While it is clear that high blood cholesterol leads to development of coronary heart disease, some people with that disorder have average or low cholesterol levels, a situation that has long puzzled researchers. A number of studies have investigated whether various infectious agents may play a role in the development of atherosclerosis. An NIH special panel reported on preliminary evidence linking the bacterial agent Chlamydia pneumoniae and one of the herpes viruses, cytomegalovirus, to the development of artery disease in 1997. Now a report from Europe seems to have found another connection.

Tracking 826 patients with atherosclerosis over a 5-year period, researchers found that the presence of chronic respiratory, urinary tract, dental, and other infections amplified the risk of hardening of the carotid arteries. The association was strongest in those people with no carotid atherosclerosis at the baseline measurement. In those people with chronic infections, the risk was highest in those who had a prominent inflammatory response. The researchers call their data "solid evidence" for a role of common chronic infections in development of arterial disease, perhaps through systemic inflammation and autoimmunity.

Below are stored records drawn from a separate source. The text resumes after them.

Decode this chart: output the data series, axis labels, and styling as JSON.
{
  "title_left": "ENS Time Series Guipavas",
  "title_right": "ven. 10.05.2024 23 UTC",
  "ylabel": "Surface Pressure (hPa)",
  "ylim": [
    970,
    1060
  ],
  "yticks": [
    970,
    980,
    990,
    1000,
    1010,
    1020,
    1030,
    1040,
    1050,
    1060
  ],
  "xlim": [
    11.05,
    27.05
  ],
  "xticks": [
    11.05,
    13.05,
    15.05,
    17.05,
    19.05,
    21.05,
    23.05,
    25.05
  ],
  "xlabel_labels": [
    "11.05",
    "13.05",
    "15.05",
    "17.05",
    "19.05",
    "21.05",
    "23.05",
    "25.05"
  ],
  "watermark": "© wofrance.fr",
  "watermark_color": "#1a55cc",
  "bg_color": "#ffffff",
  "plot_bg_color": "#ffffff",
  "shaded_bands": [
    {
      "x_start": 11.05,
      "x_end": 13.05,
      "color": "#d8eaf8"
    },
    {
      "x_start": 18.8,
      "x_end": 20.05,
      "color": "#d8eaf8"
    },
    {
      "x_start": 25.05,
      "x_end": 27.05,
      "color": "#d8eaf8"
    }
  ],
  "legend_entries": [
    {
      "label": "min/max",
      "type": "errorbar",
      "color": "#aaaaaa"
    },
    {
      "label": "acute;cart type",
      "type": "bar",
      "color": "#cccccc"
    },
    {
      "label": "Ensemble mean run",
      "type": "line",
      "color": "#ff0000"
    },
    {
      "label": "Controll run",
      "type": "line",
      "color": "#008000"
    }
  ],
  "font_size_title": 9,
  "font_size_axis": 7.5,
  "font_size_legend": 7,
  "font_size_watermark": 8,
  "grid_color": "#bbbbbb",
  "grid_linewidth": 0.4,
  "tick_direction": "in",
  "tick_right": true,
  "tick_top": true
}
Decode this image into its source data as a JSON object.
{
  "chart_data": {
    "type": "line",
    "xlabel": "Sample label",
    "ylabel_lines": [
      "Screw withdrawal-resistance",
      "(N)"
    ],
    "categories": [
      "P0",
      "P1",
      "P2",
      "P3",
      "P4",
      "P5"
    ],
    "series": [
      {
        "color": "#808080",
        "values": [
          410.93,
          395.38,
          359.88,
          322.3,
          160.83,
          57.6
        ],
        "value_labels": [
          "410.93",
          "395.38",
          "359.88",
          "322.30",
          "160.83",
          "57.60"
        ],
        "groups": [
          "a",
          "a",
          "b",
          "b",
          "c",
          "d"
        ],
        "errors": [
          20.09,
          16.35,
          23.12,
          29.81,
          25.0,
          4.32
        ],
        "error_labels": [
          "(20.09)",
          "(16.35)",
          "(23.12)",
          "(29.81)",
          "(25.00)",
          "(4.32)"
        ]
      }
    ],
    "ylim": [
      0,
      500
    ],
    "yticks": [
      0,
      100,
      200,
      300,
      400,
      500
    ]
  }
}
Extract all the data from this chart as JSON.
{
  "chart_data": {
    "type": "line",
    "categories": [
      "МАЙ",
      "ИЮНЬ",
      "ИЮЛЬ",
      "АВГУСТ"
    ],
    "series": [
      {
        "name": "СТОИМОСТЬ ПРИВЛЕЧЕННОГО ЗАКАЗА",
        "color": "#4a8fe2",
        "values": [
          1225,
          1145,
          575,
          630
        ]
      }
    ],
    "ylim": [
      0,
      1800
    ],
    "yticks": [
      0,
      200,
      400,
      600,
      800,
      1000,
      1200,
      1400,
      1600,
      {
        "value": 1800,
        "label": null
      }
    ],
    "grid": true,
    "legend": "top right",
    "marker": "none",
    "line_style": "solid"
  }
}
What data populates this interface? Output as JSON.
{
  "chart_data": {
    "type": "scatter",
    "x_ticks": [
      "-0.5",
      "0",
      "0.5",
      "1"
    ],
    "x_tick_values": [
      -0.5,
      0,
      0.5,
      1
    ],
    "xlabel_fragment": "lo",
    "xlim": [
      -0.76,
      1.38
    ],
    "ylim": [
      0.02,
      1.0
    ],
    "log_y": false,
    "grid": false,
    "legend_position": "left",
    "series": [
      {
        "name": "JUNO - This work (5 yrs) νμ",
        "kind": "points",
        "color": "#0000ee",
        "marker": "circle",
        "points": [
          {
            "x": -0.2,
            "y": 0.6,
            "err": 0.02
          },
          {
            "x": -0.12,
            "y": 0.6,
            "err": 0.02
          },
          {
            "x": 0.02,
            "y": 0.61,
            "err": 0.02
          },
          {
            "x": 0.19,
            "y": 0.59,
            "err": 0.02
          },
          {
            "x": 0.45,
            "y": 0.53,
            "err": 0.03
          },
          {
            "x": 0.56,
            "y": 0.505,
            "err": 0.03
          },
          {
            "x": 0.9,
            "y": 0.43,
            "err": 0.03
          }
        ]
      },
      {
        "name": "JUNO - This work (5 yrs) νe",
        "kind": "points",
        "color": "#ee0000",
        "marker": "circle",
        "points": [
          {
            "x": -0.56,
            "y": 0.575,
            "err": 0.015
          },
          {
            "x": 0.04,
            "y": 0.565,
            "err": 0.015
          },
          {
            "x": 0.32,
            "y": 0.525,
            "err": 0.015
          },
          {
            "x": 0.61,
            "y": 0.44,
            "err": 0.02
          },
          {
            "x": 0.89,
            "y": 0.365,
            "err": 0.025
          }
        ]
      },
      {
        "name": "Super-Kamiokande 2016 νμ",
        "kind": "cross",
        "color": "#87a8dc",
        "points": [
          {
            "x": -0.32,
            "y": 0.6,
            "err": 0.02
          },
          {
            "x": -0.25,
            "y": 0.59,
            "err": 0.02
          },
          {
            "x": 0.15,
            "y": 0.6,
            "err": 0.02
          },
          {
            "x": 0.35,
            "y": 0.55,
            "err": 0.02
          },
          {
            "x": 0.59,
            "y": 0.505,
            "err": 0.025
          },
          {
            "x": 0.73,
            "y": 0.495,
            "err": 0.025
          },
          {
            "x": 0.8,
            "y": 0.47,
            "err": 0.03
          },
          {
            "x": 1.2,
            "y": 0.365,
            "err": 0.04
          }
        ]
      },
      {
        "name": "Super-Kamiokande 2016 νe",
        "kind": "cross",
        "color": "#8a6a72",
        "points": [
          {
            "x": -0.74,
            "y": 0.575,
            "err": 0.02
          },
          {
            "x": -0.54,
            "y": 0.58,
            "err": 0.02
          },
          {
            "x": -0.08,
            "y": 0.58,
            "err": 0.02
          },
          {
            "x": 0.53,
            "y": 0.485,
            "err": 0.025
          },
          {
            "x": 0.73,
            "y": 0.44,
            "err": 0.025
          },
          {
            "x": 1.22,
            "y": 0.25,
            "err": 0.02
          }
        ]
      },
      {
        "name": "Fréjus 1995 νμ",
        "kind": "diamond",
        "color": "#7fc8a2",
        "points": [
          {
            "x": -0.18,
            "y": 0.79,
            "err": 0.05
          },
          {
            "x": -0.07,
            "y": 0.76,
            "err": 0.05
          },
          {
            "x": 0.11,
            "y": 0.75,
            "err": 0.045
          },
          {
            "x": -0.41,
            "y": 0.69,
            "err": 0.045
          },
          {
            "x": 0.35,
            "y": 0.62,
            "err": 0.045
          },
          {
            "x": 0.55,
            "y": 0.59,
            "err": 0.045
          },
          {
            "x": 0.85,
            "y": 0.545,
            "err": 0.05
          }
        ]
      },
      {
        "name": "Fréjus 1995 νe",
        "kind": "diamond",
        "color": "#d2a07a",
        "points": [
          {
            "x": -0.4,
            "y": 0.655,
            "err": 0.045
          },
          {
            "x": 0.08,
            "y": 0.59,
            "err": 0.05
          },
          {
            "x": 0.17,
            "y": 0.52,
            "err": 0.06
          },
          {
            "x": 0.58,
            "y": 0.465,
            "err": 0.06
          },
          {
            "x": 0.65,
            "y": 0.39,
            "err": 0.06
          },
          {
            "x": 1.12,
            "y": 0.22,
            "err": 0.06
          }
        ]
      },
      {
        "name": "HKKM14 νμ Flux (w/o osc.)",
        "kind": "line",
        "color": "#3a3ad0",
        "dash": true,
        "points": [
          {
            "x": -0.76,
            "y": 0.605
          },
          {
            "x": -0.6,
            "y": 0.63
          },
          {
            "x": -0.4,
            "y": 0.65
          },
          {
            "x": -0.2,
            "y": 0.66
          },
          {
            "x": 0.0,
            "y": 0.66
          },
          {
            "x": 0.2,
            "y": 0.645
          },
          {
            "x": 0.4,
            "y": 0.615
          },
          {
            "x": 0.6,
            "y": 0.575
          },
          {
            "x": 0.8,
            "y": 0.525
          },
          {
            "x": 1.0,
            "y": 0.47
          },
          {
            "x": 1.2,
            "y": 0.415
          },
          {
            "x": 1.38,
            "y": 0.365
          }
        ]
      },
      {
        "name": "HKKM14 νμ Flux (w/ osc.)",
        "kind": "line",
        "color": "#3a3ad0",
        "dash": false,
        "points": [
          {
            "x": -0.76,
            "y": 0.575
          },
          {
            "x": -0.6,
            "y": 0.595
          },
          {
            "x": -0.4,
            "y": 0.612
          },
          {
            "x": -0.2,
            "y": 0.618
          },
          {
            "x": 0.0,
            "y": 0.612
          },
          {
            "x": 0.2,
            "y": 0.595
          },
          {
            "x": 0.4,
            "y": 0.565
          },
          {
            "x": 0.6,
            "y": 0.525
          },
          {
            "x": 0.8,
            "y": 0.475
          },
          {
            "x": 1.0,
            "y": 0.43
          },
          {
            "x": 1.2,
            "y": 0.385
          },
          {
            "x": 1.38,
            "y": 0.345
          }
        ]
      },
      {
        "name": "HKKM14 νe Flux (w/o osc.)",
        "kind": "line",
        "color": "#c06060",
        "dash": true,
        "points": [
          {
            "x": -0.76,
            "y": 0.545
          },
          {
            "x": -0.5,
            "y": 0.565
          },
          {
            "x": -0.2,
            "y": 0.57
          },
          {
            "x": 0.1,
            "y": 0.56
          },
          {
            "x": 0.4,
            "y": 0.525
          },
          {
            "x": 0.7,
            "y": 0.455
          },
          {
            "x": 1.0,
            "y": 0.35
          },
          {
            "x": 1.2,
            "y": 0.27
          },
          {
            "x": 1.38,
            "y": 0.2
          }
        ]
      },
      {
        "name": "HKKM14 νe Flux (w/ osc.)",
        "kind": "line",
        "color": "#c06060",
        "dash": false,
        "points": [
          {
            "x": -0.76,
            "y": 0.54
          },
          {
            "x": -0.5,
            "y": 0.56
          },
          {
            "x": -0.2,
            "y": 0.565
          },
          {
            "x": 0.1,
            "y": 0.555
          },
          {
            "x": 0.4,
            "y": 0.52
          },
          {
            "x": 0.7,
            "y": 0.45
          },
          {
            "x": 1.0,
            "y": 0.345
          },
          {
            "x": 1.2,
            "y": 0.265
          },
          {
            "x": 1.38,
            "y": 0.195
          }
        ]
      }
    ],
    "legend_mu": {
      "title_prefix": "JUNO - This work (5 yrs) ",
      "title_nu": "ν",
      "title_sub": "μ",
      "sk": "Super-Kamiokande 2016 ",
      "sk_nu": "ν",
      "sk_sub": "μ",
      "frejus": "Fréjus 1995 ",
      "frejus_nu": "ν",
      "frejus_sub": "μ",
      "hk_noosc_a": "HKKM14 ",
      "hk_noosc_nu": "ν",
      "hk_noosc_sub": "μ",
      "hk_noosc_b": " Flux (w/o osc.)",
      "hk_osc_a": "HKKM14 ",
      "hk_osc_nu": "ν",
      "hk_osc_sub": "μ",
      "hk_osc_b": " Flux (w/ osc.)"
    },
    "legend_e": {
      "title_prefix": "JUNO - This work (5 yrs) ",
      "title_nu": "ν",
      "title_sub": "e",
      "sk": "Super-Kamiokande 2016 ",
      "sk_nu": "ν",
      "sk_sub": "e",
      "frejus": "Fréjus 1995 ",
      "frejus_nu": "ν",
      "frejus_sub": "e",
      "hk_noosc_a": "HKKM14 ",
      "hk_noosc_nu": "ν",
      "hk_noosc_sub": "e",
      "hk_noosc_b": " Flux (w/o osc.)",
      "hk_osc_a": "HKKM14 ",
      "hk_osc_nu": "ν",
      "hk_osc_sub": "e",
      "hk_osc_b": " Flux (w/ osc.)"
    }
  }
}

Findings such as these open new avenues for prevention and treatment. That is what happened to ulcer disease in the 1990s: long thought to have been the result of excess production of gastric acid, it turns out that peptic ulcers are caused by bacteria. Treatment of the bacteria has eliminated many long-term treatment regimens and special diets for people with ulcers.

Sources:

• Kiechl S, Egger G, Mayr M, et al. Chronic infections and the risk of carotid atherosclerosis. Circulation 2001;103:1064. (Abs.)
• Libby P, Egan D, Skarlatos S. Roles of infectious agents in atherosclerosis and restenosis. Circulation 1997;96:4094-4103.